In recent years, business transparency has remained a challenge for Vietnamese market regulators to improve the quality of the equity market as individual investors and shareholders are still limited from getting to know their investees deeply and clearly.
It is also among several key reasons why the Vietnamese equity market has not been upgraded to the status of emerging market from that of frontier market by international crediting agencies.
To help minor investors have fair right alongside major shareholders in a business, specialists are finding ways to amend the Law on Enterprises to raise the quality of corporate governance and help Vietnamese firms meet international standards and practices, starting with better protection of shareholders.
Phan Duc Hieu, deputy director of the Central Institute for Economic Management (CIEM), said that shareholders must be given access to more classified information of the firm.
Under Item 2, Article 114 of the existing Law of Enterprise, classified information is approachable for major shareholders only if they hold at least 10 per cent of the firm’s total shares for six straight months.

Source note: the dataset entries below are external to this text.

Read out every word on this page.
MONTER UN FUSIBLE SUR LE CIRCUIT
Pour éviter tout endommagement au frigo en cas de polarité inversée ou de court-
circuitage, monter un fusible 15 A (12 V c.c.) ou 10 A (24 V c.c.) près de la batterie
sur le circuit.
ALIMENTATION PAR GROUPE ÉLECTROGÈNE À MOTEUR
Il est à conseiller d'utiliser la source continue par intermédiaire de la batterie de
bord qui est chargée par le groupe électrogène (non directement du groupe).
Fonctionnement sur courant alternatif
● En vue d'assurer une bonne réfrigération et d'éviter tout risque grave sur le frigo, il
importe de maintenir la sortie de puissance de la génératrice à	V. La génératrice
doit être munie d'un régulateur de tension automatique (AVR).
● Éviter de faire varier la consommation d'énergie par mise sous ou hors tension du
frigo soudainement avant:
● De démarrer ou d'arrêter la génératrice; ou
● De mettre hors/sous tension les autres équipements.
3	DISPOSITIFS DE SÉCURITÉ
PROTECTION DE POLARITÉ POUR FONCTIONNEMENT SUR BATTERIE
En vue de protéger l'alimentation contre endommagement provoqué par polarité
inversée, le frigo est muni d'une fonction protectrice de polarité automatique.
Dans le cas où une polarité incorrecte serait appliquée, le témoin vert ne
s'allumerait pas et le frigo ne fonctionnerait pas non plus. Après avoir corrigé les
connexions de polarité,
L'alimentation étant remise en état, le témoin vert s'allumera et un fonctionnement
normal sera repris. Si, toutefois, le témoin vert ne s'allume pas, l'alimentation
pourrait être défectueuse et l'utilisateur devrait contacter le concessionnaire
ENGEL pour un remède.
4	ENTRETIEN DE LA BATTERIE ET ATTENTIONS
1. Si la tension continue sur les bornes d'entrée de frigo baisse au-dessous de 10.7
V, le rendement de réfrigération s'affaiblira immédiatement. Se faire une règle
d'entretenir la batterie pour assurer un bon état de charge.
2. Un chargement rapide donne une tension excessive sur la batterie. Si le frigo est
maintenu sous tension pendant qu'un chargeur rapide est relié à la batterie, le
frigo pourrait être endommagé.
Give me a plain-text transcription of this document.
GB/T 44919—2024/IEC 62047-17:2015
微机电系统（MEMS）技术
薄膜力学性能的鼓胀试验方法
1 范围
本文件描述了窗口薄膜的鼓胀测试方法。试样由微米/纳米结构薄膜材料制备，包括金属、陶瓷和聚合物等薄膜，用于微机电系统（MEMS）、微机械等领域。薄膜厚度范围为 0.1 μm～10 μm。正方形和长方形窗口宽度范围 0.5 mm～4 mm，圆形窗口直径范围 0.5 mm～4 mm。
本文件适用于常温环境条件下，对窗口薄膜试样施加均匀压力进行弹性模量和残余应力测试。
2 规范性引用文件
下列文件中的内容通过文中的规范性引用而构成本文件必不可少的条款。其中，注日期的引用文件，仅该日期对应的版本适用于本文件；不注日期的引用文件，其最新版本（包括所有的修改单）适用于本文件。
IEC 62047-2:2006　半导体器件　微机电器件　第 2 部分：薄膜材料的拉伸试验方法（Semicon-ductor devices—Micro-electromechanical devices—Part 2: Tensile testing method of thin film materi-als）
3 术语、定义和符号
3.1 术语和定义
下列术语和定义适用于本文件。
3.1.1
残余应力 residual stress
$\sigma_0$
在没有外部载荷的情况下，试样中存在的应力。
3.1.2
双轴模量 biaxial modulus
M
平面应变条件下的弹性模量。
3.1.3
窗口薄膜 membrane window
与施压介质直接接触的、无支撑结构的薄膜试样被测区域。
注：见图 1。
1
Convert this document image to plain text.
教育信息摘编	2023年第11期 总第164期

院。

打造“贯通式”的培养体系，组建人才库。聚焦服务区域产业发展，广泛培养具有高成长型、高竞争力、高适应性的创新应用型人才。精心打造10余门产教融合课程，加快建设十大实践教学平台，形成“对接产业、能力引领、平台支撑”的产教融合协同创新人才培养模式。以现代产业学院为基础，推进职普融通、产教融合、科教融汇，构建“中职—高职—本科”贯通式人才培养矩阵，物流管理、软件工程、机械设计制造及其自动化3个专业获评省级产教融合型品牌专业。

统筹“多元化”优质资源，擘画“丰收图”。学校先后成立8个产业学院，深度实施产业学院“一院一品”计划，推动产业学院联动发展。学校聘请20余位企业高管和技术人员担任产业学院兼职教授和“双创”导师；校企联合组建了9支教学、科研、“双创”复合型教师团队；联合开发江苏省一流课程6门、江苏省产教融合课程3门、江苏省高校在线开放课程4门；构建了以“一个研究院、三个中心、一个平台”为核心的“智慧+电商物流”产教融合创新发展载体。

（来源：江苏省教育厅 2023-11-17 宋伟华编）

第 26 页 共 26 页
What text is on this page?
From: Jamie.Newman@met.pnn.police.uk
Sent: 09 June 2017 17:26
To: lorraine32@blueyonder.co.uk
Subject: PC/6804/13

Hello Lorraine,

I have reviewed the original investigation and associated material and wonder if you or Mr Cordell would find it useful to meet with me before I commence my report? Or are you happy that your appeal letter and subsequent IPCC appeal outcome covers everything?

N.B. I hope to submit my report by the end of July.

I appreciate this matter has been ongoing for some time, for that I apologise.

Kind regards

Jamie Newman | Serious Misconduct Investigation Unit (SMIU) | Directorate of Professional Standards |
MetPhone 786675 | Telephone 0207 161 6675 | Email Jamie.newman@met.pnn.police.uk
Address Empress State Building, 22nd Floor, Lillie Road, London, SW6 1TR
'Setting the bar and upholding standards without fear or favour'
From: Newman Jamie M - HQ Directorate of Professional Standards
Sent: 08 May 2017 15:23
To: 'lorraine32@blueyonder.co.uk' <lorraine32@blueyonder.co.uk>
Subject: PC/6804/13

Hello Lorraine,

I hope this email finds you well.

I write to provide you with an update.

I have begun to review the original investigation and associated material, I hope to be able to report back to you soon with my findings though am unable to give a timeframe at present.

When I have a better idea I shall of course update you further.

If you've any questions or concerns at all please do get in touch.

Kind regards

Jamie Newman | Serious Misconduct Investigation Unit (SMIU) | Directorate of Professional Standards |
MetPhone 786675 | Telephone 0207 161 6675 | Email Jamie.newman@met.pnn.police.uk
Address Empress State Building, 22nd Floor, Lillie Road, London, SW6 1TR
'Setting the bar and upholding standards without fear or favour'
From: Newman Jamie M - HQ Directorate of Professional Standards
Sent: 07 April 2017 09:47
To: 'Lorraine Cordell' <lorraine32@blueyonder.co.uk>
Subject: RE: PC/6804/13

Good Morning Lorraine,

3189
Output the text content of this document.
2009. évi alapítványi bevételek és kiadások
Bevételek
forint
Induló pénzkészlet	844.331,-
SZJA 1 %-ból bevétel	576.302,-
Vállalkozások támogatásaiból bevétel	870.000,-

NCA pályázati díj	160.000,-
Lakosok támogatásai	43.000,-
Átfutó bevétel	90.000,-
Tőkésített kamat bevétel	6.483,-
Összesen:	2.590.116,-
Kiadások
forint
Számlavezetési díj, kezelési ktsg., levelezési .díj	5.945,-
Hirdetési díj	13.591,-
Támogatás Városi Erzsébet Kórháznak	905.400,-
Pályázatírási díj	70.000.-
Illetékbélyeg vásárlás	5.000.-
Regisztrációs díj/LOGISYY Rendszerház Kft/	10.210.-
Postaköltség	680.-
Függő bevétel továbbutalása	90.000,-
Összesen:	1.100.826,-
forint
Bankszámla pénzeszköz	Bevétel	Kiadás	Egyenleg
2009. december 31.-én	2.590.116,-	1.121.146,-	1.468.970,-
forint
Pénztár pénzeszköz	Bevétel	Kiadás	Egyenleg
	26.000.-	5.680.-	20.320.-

The amended law could cut the rate to 1 per cent.
“It remains controversial,” Hieu told a seminar on Tuesday.
Hieu supported the cut, saying the reduction would help Viet Nam meet international standards set by more developed markets such as the South Korea, where the rate is 3 per cent, and Japan, where the ownership is one share or almost zero per cent stake.
The Law on Securities states that a 5 per cent shareholder with 5 per cent ownership is major. So the two laws are contradictory.
While Hieu and some other officials were defensive towards the idea, business executives defied it.
If the idea is approved, buying 1 per cent of total shares could rock a business as minor shareholders will have the same power as major shareholders, according to Nguyen Thanh Viet, chairman of Infrastructure Investment and Transportation Construction JSC (Intracom).
“I agree the rate should be cut, but we should think carefully about how much it will be curbed,” he said, adding the issue could affect one’s secrets.
Meanwhile, Phan Le Hoang, deputy general director of Pacific Corporation, said the rate cut may not assure the company is competitive enough on the market as the power may be decentralised.
“It’s right to defend minor shareholders, but we need a par rate level for becoming a major shareholder so that major shareholders still have enough power and responsibility to determine the business operation,” Hoang said.